Banner hired Watts to do the remix, since Watts became the preeminent ambassador of the screwed and chopped sound after DJ Screw's death. Mississippi: The Screwed and Chopped Album would sell roughly 50,000 copies throughout the South, as well as less likely places such as St. Louis, Philadelphia and Washington, D.C. Soon, Banner's label, Universal Records, would issue screwed and chopped remix versions of albums from their entire roster of Southern rap artists, including the Cash Money Records crew. Recently, artists like T.I., UGK and Mystikal released official screwed and chopped remixes of their albums, opening up an entirely new fanbase outside of H-Town.

"Our sales [on screwed and chopped CDs] grow by the month. We can't keep anything in stock," says Danny Blaq, who runs Baylo Entertainment, a national hip-hop CD distributor. "Wisconsin, Seattle, Illinois, even international. We sell to a lot of guys in the military."

The slowed-down sound of screwed and chopped has also started to ooze into the mainstream. The lethargic pace of "Still Tippin' " — which borrows its hook from a Slim Thug screwed and chopped freestyle — belies the big beats of most other hip-hop, instead mimicking the slower rhythms often found in screwed remixes of hip-hop songs. Subsequent singles from Jones, Wall and the rest of Houston's new generation of rap stars follow a similar template.
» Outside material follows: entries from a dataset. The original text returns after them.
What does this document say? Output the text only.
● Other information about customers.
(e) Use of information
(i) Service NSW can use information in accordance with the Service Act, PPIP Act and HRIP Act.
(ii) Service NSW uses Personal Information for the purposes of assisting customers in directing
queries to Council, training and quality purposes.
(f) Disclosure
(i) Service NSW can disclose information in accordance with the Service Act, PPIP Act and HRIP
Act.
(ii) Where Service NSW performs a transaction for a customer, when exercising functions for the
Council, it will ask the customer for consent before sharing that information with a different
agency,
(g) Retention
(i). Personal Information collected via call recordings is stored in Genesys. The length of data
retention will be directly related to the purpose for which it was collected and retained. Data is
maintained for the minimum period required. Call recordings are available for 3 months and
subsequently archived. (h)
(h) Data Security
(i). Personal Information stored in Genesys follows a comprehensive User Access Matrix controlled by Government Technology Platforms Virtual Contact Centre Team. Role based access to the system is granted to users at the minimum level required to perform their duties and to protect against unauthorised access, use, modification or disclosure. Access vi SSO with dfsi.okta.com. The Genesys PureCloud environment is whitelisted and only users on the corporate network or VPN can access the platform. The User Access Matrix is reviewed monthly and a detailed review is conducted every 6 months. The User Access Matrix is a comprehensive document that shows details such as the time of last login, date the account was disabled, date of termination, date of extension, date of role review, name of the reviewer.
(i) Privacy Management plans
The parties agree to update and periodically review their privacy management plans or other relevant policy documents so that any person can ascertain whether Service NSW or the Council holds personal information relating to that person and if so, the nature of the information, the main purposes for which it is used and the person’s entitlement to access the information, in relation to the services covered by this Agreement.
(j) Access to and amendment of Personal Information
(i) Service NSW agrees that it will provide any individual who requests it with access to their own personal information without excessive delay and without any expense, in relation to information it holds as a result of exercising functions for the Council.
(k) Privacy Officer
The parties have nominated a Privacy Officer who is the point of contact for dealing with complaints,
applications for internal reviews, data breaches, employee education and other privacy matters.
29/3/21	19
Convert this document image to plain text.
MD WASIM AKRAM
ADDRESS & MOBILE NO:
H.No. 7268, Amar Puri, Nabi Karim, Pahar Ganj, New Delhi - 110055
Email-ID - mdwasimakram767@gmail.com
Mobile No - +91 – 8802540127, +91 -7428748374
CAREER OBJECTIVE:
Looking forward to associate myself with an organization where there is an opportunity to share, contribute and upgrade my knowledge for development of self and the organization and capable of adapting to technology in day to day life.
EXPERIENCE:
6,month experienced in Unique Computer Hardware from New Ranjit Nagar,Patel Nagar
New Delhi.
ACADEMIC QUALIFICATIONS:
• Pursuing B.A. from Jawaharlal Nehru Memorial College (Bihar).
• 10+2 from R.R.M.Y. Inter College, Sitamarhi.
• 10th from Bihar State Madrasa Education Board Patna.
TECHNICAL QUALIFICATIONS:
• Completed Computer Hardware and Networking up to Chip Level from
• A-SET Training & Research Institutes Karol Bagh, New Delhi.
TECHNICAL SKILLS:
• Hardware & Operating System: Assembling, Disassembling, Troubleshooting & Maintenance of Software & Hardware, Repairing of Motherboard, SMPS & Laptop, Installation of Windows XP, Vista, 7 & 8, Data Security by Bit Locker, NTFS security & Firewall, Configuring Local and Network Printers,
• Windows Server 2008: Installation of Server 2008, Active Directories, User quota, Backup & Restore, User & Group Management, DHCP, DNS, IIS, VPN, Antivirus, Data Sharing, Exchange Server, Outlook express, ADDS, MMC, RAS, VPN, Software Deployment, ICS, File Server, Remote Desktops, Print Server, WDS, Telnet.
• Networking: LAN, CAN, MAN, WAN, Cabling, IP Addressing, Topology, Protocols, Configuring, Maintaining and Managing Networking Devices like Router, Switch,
The sound even seems to be influencing artists outside of hip-hop. Ciara's hit "Oh," with its creeping bassline and pulsing reverberations, moves at a dramatically slower pace than most contemporary R&B songs, a style its producers, Dre & Vidal, readily admit was influenced by the screwed and chopped sound. "When I first heard [screwed] music, I was like, 'What is this? Is this a mistake?,' " laughs Dre. "We kind of ran with it and put our little twist on it for the Ciara record."

Still, no matter how big the sound of Houston gets and how far across the globe it reaches, screwed and chopped music will always be a part of the city's identity — and that of its namesake, DJ Screw.

"Screw music is important to the culture — it's what holds the culture together here in Texas," says Paul Wall. "So when we say the word 'screwed,' it's a lot deeper than just the music being slowed down. It's upholding a legacy."

"That's the one thing," Bun B says. "No matter what happens: If I stop, the Geto Boys stop, and nobody else writes a rhyme, in the history books [it will say], 'Screw music: Houston, Texas.' They can't take that away."